Winds as strong as predicted can knock down trees, cause damage property and make loose objects into projectiles. Walking, standing or driving through areas where there is a canopy of trees may be very dangerous during the storm.

Major airline delays and flight cancellations are likely due to the wind alone from Chicago and Detroit to Washington, D.C., Baltimore, Philadelphia, New York City and Boston. Wind-related delays are possible as far south as Charlotte, North Carolina, and Atlanta.

Airlines were waiving change fees ahead of the storm, according to the USA Today.

Most of the problems from the storm in Washington, D.C., and Baltimore will be due to the wind and not so much from rain and any brief period of snow at the end.

Coastal inundation may behave like a tropical storm or hurricane

Depending on the wind direction, ocean and/or bay waters will be pushed inland, and substantial coastal flooding and beach erosion are anticipated. As the storm moves along and the wind shifts, areas that were not flooded initially may take on water.

Tides are likely to run 2-4 feet above normal. Tides may be as much as 5 feet above normal at peak, where the shape of the coast acts as a funnel and prevents water from escaping.

The worse conditions are likely in eastern Massachusetts.

Offshore waves of 30 feet are forecast. All vessels are encouraged to remain in port. Large vessels should remain at sea until the storm moves away later this weekend.


However, areas father south and north may also experience coastal flooding.

Lake shore flooding is likely along the southern shorelines of lakes Erie, Ontario and Michigan.

Storm to produce flooding rainfall in some communities

Rain will fall in most areas during the first part of the storm.

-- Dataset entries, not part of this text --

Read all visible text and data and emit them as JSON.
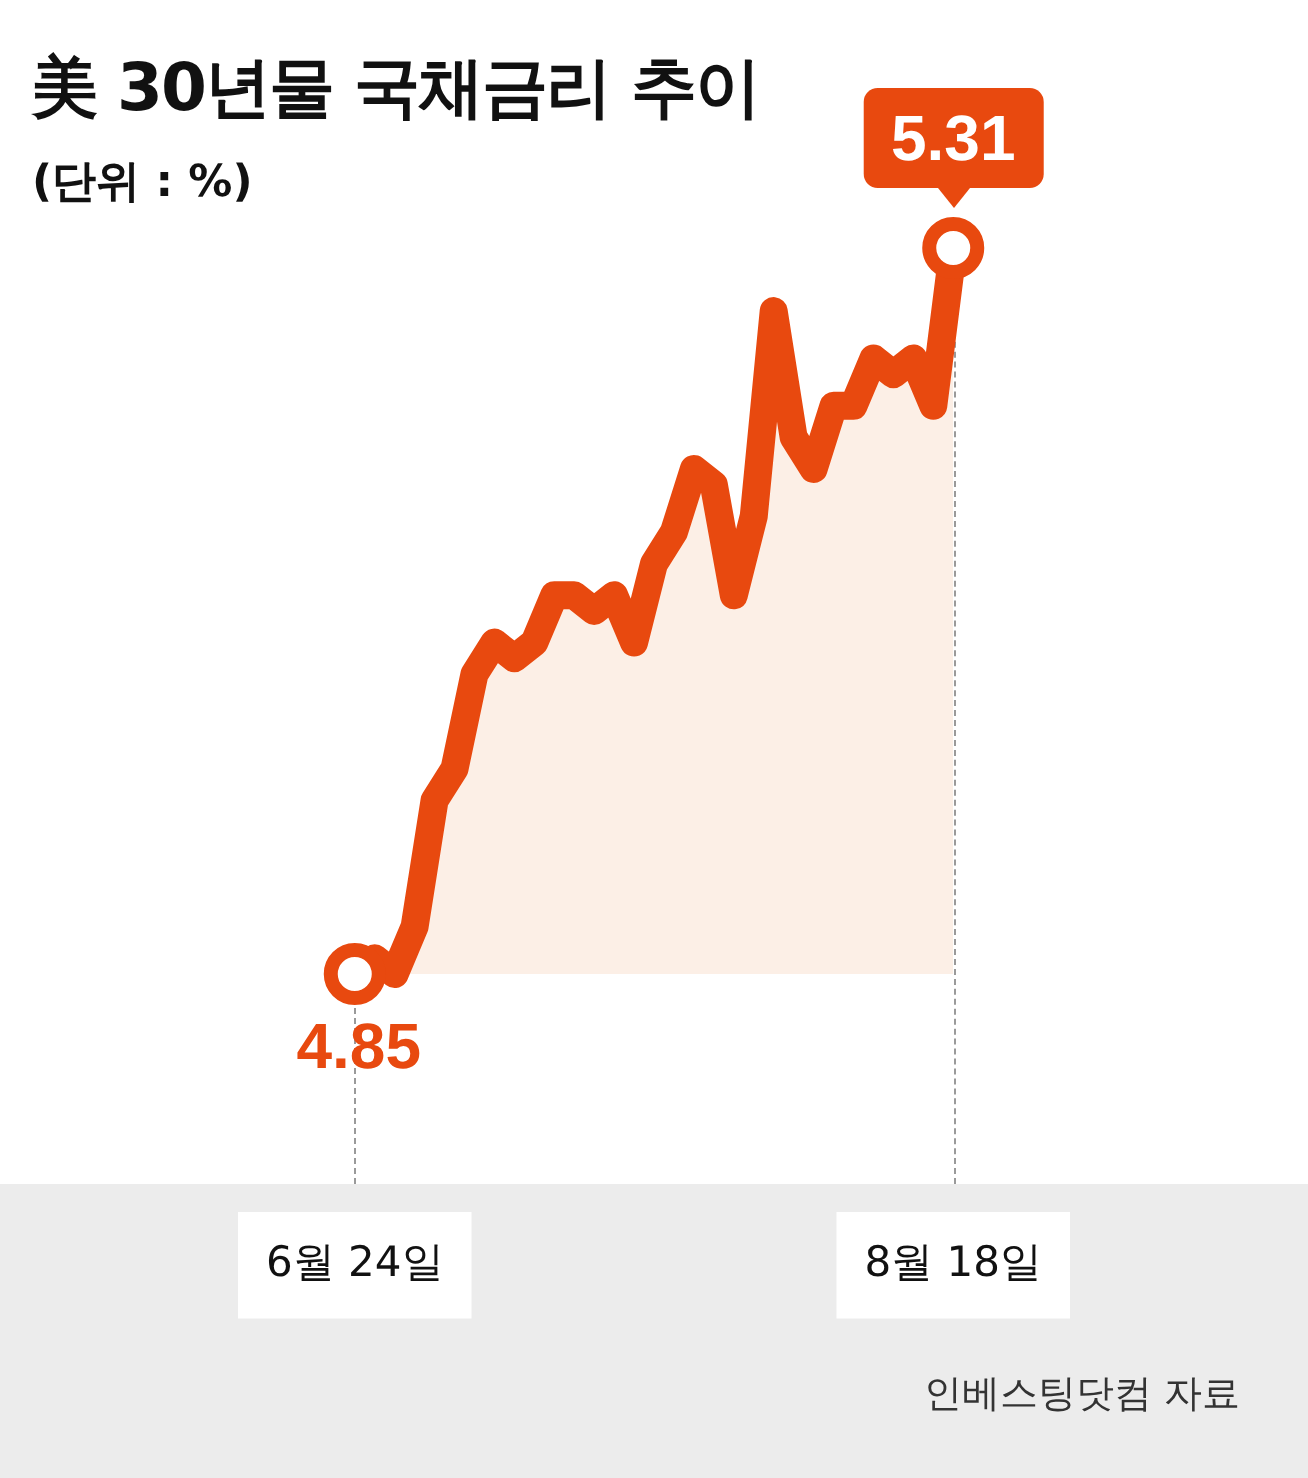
{
  "chart_data": {
    "type": "area",
    "title": "美 30년물 국채금리 추이",
    "subtitle": "(단위 : %)",
    "categories": [
      "6월 24일",
      null,
      null,
      null,
      null,
      null,
      null,
      null,
      null,
      null,
      null,
      null,
      null,
      null,
      null,
      null,
      null,
      null,
      null,
      null,
      null,
      null,
      null,
      null,
      null,
      null,
      null,
      null,
      null,
      null,
      "8월 18일"
    ],
    "series": [
      {
        "color": "#e8490f",
        "values": [
          4.85,
          4.86,
          4.85,
          4.88,
          4.96,
          4.98,
          5.04,
          5.06,
          5.05,
          5.06,
          5.09,
          5.09,
          5.08,
          5.09,
          5.06,
          5.11,
          5.13,
          5.17,
          5.16,
          5.09,
          5.14,
          5.27,
          5.19,
          5.17,
          5.21,
          5.21,
          5.24,
          5.23,
          5.24,
          5.21,
          5.31
        ],
        "value_labels": [
          "4.85",
          null,
          null,
          null,
          null,
          null,
          null,
          null,
          null,
          null,
          null,
          null,
          null,
          null,
          null,
          null,
          null,
          null,
          null,
          null,
          null,
          null,
          null,
          null,
          null,
          null,
          null,
          null,
          null,
          null,
          "5.31"
        ]
      }
    ],
    "tick_labels": "x",
    "grid": false,
    "legend": false,
    "annotations": [
      "인베스팅닷컴 자료"
    ]
  }
}
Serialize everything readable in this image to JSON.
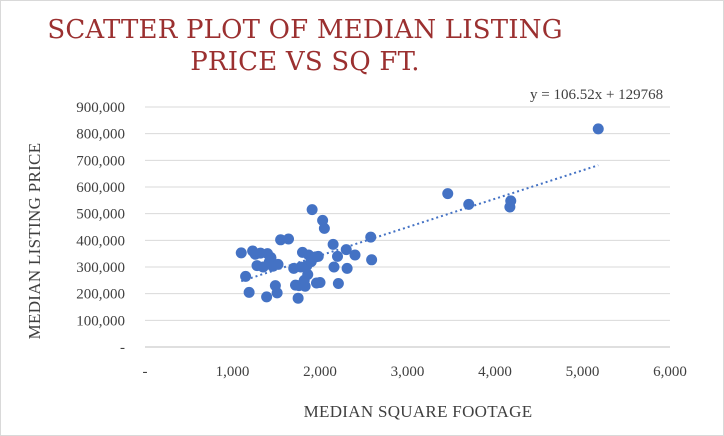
{
  "chart_data": {
    "type": "scatter",
    "title": "SCATTER PLOT OF MEDIAN LISTING PRICE VS SQ FT.",
    "xlabel": "MEDIAN SQUARE FOOTAGE",
    "ylabel": "MEDIAN LISTING PRICE",
    "xlim": [
      0,
      6000
    ],
    "ylim": [
      0,
      900000
    ],
    "x_ticks": [
      "-",
      "1,000",
      "2,000",
      "3,000",
      "4,000",
      "5,000",
      "6,000"
    ],
    "y_ticks": [
      "-",
      "100,000",
      "200,000",
      "300,000",
      "400,000",
      "500,000",
      "600,000",
      "700,000",
      "800,000",
      "900,000"
    ],
    "grid": "horizontal",
    "marker_color": "#4472c4",
    "trendline": {
      "type": "linear",
      "slope": 106.52,
      "intercept": 129768,
      "label": "y = 106.52x + 129768",
      "x_range": [
        1100,
        5180
      ],
      "color": "#4472c4"
    },
    "points": [
      [
        1100,
        353000
      ],
      [
        1150,
        265000
      ],
      [
        1190,
        205000
      ],
      [
        1230,
        360000
      ],
      [
        1260,
        348000
      ],
      [
        1280,
        305000
      ],
      [
        1320,
        352000
      ],
      [
        1350,
        300000
      ],
      [
        1390,
        188000
      ],
      [
        1400,
        350000
      ],
      [
        1420,
        318000
      ],
      [
        1440,
        335000
      ],
      [
        1460,
        303000
      ],
      [
        1490,
        230000
      ],
      [
        1510,
        203000
      ],
      [
        1520,
        310000
      ],
      [
        1550,
        402000
      ],
      [
        1640,
        405000
      ],
      [
        1700,
        295000
      ],
      [
        1720,
        232000
      ],
      [
        1750,
        183000
      ],
      [
        1760,
        230000
      ],
      [
        1780,
        300000
      ],
      [
        1800,
        355000
      ],
      [
        1820,
        250000
      ],
      [
        1830,
        228000
      ],
      [
        1850,
        305000
      ],
      [
        1860,
        272000
      ],
      [
        1870,
        345000
      ],
      [
        1900,
        320000
      ],
      [
        1910,
        515000
      ],
      [
        1950,
        338000
      ],
      [
        1960,
        240000
      ],
      [
        1980,
        340000
      ],
      [
        2000,
        242000
      ],
      [
        2030,
        475000
      ],
      [
        2050,
        445000
      ],
      [
        2150,
        385000
      ],
      [
        2160,
        300000
      ],
      [
        2200,
        340000
      ],
      [
        2210,
        238000
      ],
      [
        2300,
        365000
      ],
      [
        2310,
        295000
      ],
      [
        2400,
        345000
      ],
      [
        2580,
        412000
      ],
      [
        2590,
        327000
      ],
      [
        3460,
        575000
      ],
      [
        3700,
        535000
      ],
      [
        4170,
        525000
      ],
      [
        4180,
        548000
      ],
      [
        5180,
        818000
      ]
    ]
  }
}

As the storm strengthens, rainfall rates will increase along with the wind.

Rain may be so intense that it leads to widespread urban and small stream flooding from part of eastern Pennsylvania and central New Jersey on to the northeastern to eastern Massachusetts. Rainfall in part of this area may range between 3 and 5 inches from the storm, with the heaviest rainfall likely during the day Friday.

Significant travel disruptions on area roads are likely from New York City to Boston as a result.

Pockets of urban and small stream flooding may occur farther west to the Appalachians. However, a change to heavy wet snow or a sweep of dry air at the height of the storm may mitigate these problems.

Heavy wet snow to pile up in a hurry

A change to heavy, wet snow is in store for many areas as the storm progresses.

While this changeover process will be complex, it will generally begin over the lower Great Lakes later Thursday and progress to the higher elevations of the Appalachians and then coastal areas from the upper mid-Atlantic to New England Friday.


The heaviest snow is forecast over much of western, central and southeastern New York state with the likelihood of at least a few inches of snow around New York City. However, it's possible that much heavier snow falls in New York City to perhaps as far south as Philadelphia.

In lieu of high winds, the snow will be heavy and wet enough to weigh down trees and power lines. The weight of the snow, whether it be a few inches to 18 inches will be difficult to shovel and plow.

Portions of western and northern Pennsylvania, northern New Jersey and southwestern New England will receive a heavy snowfall as well near the tail end of the storm's precipitation.

How quickly cold air is drawn into the storm near the end will determine how far south snow falls in the mid-Atlantic and in southeastern New England.

The storm will end from west to east during Friday and Friday night. However, strong winds will continue into Saturday in some communities.

Blustery and cold conditions are likely to linger along much of the Atlantic Seaboard into Sunday.